What angels invented these splendid ornaments…this firmament of earth between? this zodiac of lights, this tent of dropping clouds, this striped coat of climates?
So the Climate Change Committee says current energy efficiency policies for domestic sector are not enough for the government to reach its own targets on emission reductions under the Climate Change Act.
Apparently, emissions reductions “will not ensue to the extent required under the current framework”. What this basically means is that the biggest success of the CERT scheme, led by the energy suppliers, has been the provision of free energy efficient light bulbs. Whoop-de-do.
I’m still of a mind that the main energy-saving element of these light bulbs is because, as they take such an age to come on, most people simply don’t bother to switch them on at all and just fumble around in the dark.
But it hasn’t been all about light bulbs. The CERT-scheme, although much maligned in the merchant press, has at least brought better insulation to a lot of homes that would probably not have bothered otherwise.
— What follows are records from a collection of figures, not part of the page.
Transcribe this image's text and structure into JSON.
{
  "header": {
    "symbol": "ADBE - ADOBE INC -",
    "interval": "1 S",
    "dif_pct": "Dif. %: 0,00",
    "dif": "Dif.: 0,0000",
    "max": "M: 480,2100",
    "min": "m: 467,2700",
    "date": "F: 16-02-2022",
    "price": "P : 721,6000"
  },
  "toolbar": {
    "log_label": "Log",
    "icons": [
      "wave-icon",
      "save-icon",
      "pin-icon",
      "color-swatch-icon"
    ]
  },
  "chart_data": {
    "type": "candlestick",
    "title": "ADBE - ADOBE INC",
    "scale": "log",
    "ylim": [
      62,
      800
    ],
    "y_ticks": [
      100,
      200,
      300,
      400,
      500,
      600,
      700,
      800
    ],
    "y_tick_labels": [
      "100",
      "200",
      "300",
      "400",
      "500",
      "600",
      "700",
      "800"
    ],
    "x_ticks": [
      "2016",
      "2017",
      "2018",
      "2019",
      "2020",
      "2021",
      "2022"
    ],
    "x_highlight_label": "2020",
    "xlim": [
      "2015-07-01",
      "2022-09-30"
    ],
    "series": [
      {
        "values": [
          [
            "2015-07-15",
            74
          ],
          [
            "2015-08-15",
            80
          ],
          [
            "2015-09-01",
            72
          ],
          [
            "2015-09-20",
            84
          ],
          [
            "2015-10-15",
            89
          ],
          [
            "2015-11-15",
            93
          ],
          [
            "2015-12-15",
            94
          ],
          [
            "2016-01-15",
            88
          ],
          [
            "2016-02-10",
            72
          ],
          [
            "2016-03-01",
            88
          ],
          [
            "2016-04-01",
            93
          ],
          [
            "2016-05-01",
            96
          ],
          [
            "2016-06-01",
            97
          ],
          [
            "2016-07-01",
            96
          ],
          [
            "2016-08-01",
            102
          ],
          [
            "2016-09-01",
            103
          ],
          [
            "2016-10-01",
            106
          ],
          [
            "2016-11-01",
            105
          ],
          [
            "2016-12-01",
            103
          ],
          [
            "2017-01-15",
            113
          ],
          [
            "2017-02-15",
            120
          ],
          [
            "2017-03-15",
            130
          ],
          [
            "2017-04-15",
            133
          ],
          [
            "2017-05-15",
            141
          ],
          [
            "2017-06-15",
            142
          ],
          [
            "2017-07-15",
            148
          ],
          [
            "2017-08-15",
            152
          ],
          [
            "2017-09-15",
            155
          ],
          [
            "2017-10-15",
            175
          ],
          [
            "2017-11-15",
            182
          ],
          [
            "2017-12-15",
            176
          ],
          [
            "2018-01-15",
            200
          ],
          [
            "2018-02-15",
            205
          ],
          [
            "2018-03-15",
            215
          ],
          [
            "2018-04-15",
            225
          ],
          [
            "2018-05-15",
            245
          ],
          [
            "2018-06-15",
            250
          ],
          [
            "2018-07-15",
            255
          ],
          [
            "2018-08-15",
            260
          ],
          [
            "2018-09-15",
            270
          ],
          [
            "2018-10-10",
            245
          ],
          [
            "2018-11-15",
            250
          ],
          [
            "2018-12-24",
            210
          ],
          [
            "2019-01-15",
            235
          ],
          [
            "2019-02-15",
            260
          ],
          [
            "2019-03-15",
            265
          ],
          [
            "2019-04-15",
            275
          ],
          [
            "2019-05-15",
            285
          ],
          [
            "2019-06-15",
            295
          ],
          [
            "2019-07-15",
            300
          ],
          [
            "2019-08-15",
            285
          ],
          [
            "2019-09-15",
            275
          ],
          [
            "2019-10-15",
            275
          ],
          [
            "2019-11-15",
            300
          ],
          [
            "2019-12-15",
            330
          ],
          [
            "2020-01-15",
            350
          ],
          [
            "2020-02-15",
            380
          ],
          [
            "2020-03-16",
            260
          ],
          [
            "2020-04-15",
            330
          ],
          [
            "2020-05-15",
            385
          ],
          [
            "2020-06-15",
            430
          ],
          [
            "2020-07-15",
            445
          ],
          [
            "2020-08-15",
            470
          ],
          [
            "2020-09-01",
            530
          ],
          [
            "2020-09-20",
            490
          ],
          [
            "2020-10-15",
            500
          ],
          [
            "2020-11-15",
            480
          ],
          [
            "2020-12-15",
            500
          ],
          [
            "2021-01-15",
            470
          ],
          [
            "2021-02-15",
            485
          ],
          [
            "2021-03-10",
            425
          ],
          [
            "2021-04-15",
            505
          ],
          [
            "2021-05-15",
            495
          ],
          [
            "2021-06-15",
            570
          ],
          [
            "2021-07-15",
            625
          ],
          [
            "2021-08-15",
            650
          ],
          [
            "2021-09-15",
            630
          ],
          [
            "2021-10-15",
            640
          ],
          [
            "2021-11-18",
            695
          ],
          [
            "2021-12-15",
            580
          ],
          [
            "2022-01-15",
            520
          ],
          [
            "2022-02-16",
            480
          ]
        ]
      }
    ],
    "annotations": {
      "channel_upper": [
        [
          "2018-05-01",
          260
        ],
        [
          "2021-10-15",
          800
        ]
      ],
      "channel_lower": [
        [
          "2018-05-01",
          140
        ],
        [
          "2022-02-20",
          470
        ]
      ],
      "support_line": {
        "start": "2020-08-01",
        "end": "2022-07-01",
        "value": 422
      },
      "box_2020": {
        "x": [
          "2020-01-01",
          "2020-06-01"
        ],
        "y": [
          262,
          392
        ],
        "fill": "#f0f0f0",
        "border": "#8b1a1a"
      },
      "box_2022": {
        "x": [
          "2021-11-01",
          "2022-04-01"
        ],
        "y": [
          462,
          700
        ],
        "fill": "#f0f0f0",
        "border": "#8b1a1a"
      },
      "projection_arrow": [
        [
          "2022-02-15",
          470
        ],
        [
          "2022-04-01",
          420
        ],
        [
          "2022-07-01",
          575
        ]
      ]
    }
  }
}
Instead, of the current piecemeal process whereby the energy companies decide moreorless what they are going to do and with whom, the Climate Change Committee said that a whole house, street-by-street approach should be taken, involving an energy audit with a follow- up package including installation and financing.
Npower did a survey recently which found that nearly half the people had inadequate levels of insulation and three-quarters of them had no idea what level they should have anyway (270mm according to Part L).
People in general like the idea of getting money off the government for doing stuff and they also like the idea of either keeping up with, or being a step ahead of, their neighbours. So the Climate Change Committees idea for a “neighbourhood approach led by national government, with a delivery role for local government in partnership with energy companies and other appropriate commercial organisations” is a good one if the government is really serious about getting more homes insulated.
But what about this “appropriate commercial organisations”? Could these perhaps be organisations whose function is to keep stock on the ground and deliver it to customers when and where it is required.
Builders merchants take product from manufacturers and deliver it to houses and building sites. It’s called a supply chain. Any scheme that wants to get more homes insulated in the interests of reducing emissions and helping to combat climate change has to take account of them, surely?